By saying that I do not agree with thin privilege, I am not dismissing weight stigma. Weight stigma is real – very real. As are so many stigmas – stigmas of skin color, race, ethnicity, economic class, gender, etc. However, if we are trying to create more inclusivity as the human species that we are, why are we continuing to categorize people for things they cannot control? I do not take away that there are advantages – not privileges – of being in a smaller body and even of being of lighter skin. However, I can also think about all the ways I do not have advantages as a Latina, as a woman, as a mom, as a business owner, as a former Eating Disorder patient, as an abuse survivor, and so many aspects of my life. I know, deep in my heart, that so many others feel the same way.
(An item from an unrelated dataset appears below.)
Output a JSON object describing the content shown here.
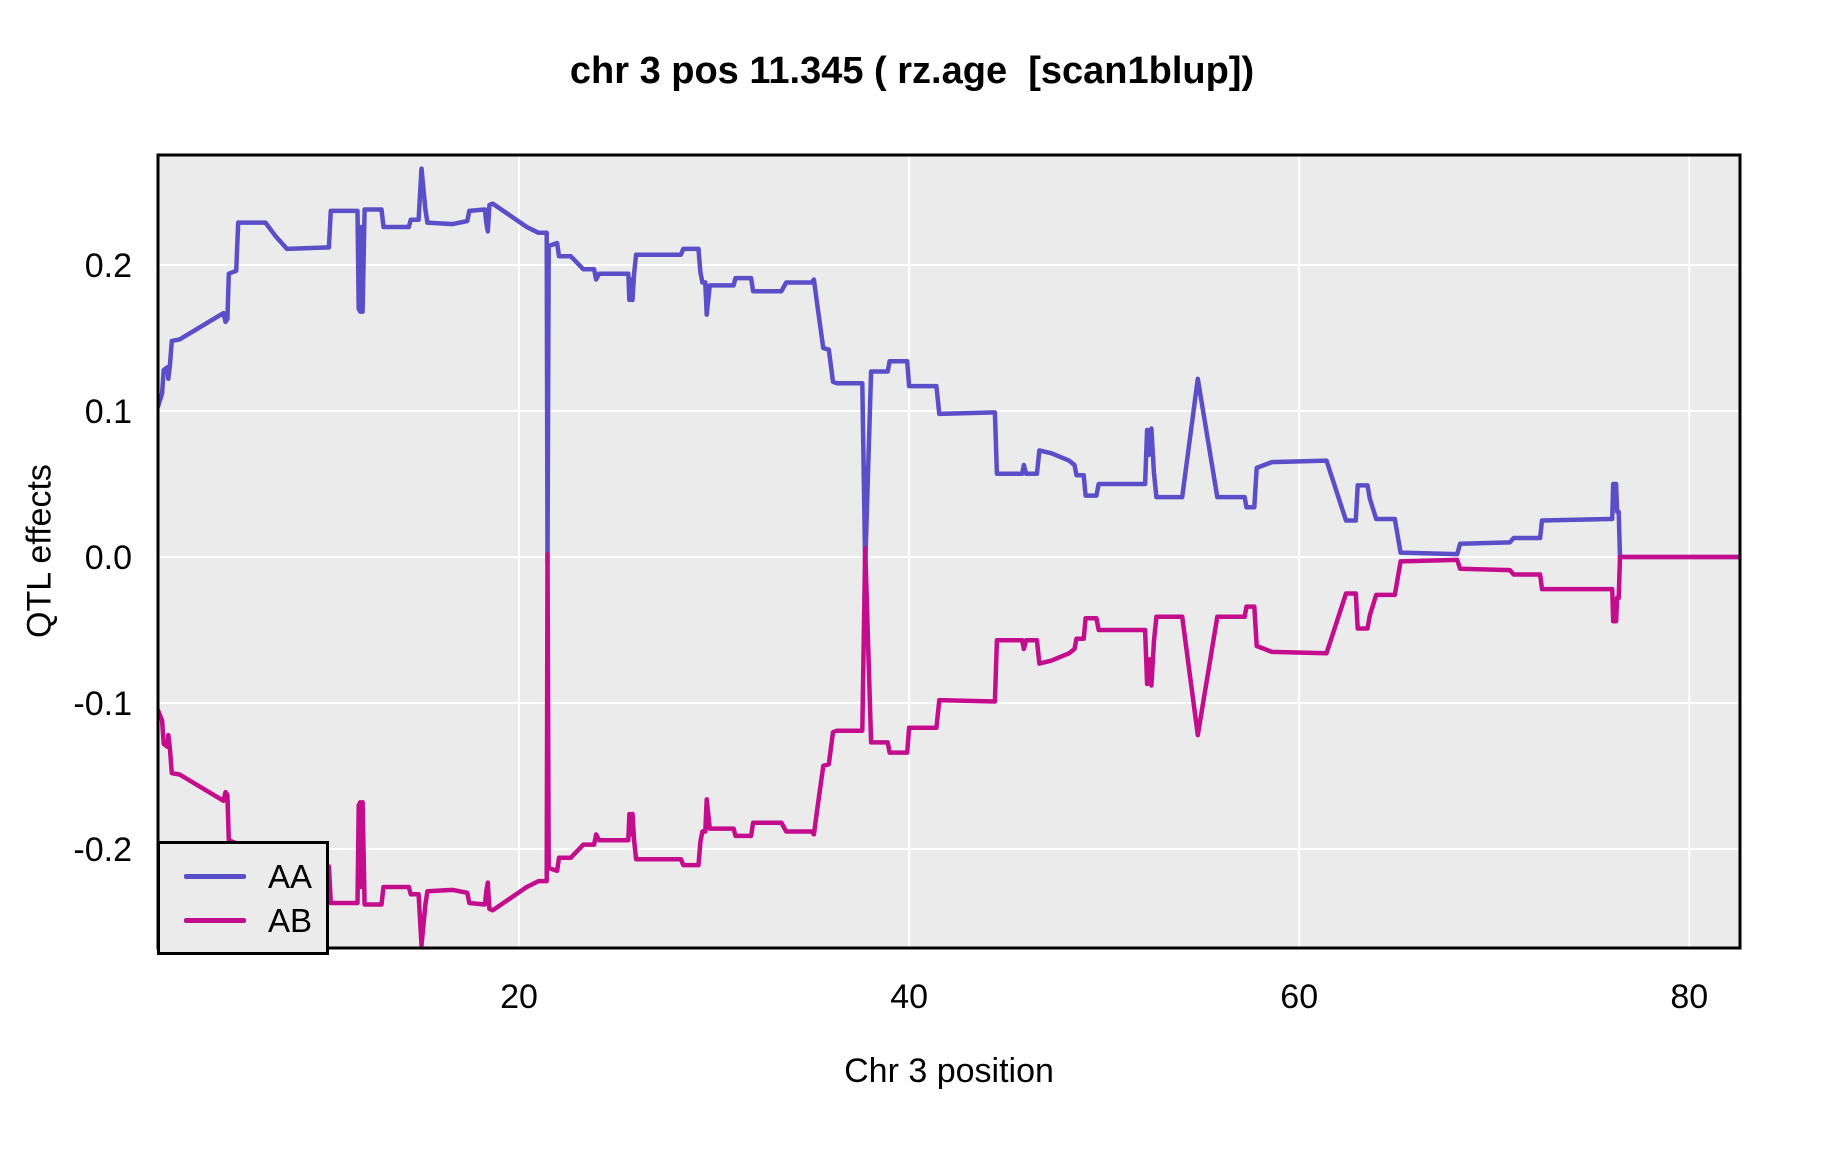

Stigmas exist. I cannot walk in someone else’s shoes, but I can try to resonate with them, empathize with them, and find ways to help them on their health journey.

I choose not to label and use terms such as ‘thin privilege,’ ‘fatpositive,’ ‘fatphobic,’ ‘diet culture,’ or ‘anti-diet,’ because they are all negative terms to me. I understand that other practitioners or individuals, the terms bring about conversation, education, or social justice, and that’s okay. However, I want to always say, “I work with and find ways to empathize with people of all shapes and sizes.” I want to say, “If a diet has worked for you and it has been positive for you in your life, there is nothing wrong with that. Let me now help you with a Mindful and Intuitive Eating approach.” I want to say, “I am here to guide you to keep looking forward in your health journey in any way that I can.”